WHAT IS Hyperdeflation
Hyperdeflation is an extremely large and relatively quick level of deflation in an economy. Hyperdeflation occurs when the purchasing power of currency rises drastically in a relatively short period of time. This increase results in debts being more pronounced, as the real value of goods and services increases and the value of the currency falls.
BREAKING DOWN Hyperdeflation
Hyperdeflation is a more or less theoretical term, and there is no exact measure of difference between it and deflation. However, hyperdeflation, like deflation, can lead to a deflationary spiral in which a deflationary environment leads to lower production, lower wages and lower demand, and thus lower price levels. This scenario creates a positive feedback loop that continues until an outside force (the government, for example) steps in.
The United States has experienced severe periods of deflation just before and right after the Civil War, and at the onset of the Great Depression. Some economists believe that the financial crisis of 2007-2009 brought on a period of deflation in the United States. Japan entered a severe period of deflation that has been ongoing since the 1990s.
Example of Hyperdeflation
Unlike hyperinflation, there are no real-world examples of hyperdeflation in history. Recently, however, the world has seen the emergence of cryptocurrency: decentralized digital currency that works through a blockchain, or public transaction ledger. Bitcoin, created in 2009, was the first digital currency and remains the most well-known. Many observers have labeled its recent volatility as an unprecedented example of hyperdeflation. Some cryptocurrency experts and economists label its rising prices as a bubble, noting that the currency has long-term prospects. However, they also point out the possibility that deflation will occur.
By design, the number of new coins decreases each year, but demand for Bitcoin is growing. This dynamic may lead to the digital economy entering a deflationary period. Since no centralized banking system or Federal Reserve equivalent oversees the currency, no intervention policies will be set into motion.
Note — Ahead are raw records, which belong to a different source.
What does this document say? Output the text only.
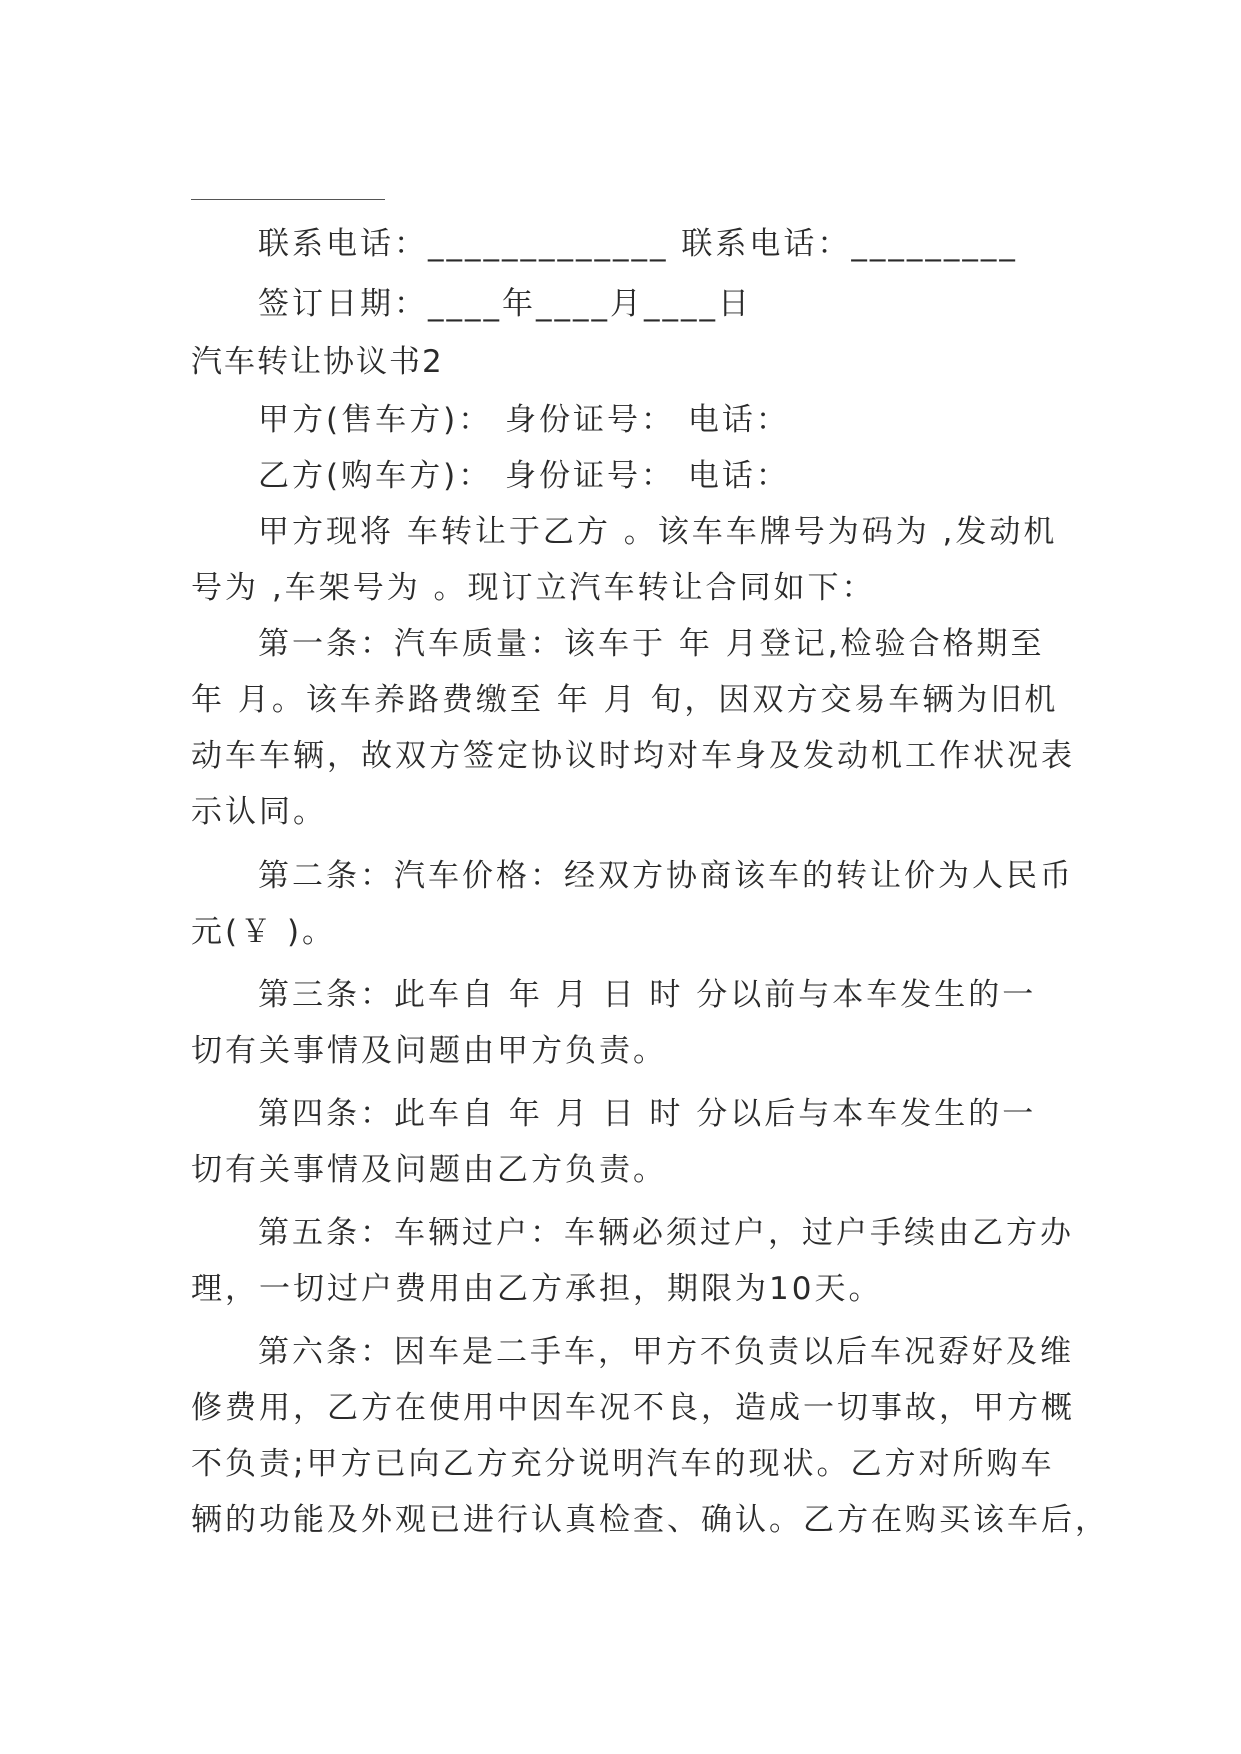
联系电话：_____________ 联系电话：_________
签订日期：____年____月____日
汽车转让协议书2
甲方(售车方)： 身份证号： 电话：
乙方(购车方)： 身份证号： 电话：
甲方现将 车转让于乙方 。该车车牌号为码为 ,发动机
号为 ,车架号为 。现订立汽车转让合同如下：
第一条：汽车质量：该车于 年 月登记,检验合格期至
年 月。该车养路费缴至 年 月 旬，因双方交易车辆为旧机
动车车辆，故双方签定协议时均对车身及发动机工作状况表
示认同。
第二条：汽车价格：经双方协商该车的转让价为人民币
元(￥ )。
第三条：此车自 年 月 日 时 分以前与本车发生的一
切有关事情及问题由甲方负责。
第四条：此车自 年 月 日 时 分以后与本车发生的一
切有关事情及问题由乙方负责。
第五条：车辆过户：车辆必须过户，过户手续由乙方办
理，一切过户费用由乙方承担，期限为10天。
第六条：因车是二手车，甲方不负责以后车况孬好及维
修费用，乙方在使用中因车况不良，造成一切事故，甲方概
不负责;甲方已向乙方充分说明汽车的现状。乙方对所购车
辆的功能及外观已进行认真检查、确认。乙方在购买该车后，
Furthermore, Bitcoin cannot be dropped and picked up by a fortunate passerby; if one loses their personal key, they lose the money, and the money is effectively pulled out of circulation. Additionally, there is a high level of wealth concentration among Bitcoin holders, meaning there is a relatively small number of users who can sell or, more importantly to this scenario, not sell. With rising value comes more incentive to buy and hoard Bitcoin, which only increases the price and further decreases supply. This situation could hypothetically lead to a real-world occurrence of hyperdeflation.